Crude oil futures jumped nearly 5% in early trading on Thursday after U.S. President Donald Trump said he expected Saudi Arabia and Russia to reach a deal in the next few days to end their oil price war.
Brent crude LCOc1 futures rose 4%, or $1, to $25.74 as of 0118 GMT, after touching a high of $25.89. U.S. West Texas Intermediate (WTI) crude CLc1 futures were up 3.7% or 75 cents, at $21.06, after hitting a high of $21.47.
Trump said at a news conference the oil industry had been "ravaged", with oil prices having plummeted to 18-year lows amid a battle for market share between Saudi Arabia and Russia and fuel demand being slammed by the coronavirus pandemic. He said he expected the pair would "work it out over the next few days" after talking to both countries' leaders.
"It's very bad for Russia, it's very bad for Saudi Arabia. I mean, it's very bad for both. I think they're going to make a deal," he told reporters at the White House.

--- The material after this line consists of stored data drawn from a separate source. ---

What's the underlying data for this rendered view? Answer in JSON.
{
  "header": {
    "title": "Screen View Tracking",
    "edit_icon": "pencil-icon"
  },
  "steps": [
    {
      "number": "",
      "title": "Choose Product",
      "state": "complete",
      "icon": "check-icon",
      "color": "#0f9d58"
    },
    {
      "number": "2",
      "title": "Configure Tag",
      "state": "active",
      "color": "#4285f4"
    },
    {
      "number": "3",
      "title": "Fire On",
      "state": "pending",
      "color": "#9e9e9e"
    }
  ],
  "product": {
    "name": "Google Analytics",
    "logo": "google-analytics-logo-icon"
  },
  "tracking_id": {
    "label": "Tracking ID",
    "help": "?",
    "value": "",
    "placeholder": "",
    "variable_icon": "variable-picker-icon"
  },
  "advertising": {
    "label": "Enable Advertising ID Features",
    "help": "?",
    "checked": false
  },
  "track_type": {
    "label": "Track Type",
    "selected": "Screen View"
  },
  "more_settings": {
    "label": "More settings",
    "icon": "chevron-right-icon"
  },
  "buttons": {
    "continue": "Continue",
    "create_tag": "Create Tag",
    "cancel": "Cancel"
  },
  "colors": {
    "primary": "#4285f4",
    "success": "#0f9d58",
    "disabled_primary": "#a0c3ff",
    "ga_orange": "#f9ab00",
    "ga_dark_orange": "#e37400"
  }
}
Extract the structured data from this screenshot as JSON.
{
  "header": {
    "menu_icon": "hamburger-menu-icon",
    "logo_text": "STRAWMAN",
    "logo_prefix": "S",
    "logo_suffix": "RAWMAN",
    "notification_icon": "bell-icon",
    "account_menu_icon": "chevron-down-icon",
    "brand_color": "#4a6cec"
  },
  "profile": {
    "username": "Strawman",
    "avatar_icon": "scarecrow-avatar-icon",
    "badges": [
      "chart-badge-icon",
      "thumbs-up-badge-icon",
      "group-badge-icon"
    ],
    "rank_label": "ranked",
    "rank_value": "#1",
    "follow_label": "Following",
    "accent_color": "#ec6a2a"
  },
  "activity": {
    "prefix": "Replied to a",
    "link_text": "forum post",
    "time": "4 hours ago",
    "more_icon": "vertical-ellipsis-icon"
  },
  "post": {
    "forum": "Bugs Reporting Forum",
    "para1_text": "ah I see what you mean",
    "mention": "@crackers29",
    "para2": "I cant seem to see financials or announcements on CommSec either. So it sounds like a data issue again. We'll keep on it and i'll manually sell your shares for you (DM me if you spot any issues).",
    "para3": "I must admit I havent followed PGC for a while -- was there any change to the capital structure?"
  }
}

He also said he would be meeting with oil executives, where he is expected to discuss a range of options to help the industry amid the sharp hit to demand as the coronavirus outbreak has hammered industrial activity and kept cars off the road. U.S. crude stockpiles rose 13.8 million barrels in their biggest weekly increase since 2016.
Analysts expect more of the same in coming weeks as refiners take in less crude, with gasoline and jet fuel use plummeting. Gasoline demand suffered its biggest weekly drop ever as economic activity has dropped due to the coronavirus pandemic, U.S. Energy Information Administration data showed. Research firm Rystad Energy estimates global crude oil demand in April will fall nearly 23% year-on-year to 77.6 million bpd.
Thursday's rise could also be due to traders expecting high-cost U.S. shale producers to come under pressure to cut production, CMC Markets chief market strategist Michael McCarthy said. "High debt levels could see some of those producers wiped out," he said.
U.S. shale producer Whiting Petroleum Corp (WLL.N), once the largest oil producer in North Dakota, on Wednesday became the first publicly traded casualty of the oil price collapse as it filed for Chapter 11 bankruptcy. The company said it had worked to cut costs and would continue to operate under its proposed restructuring.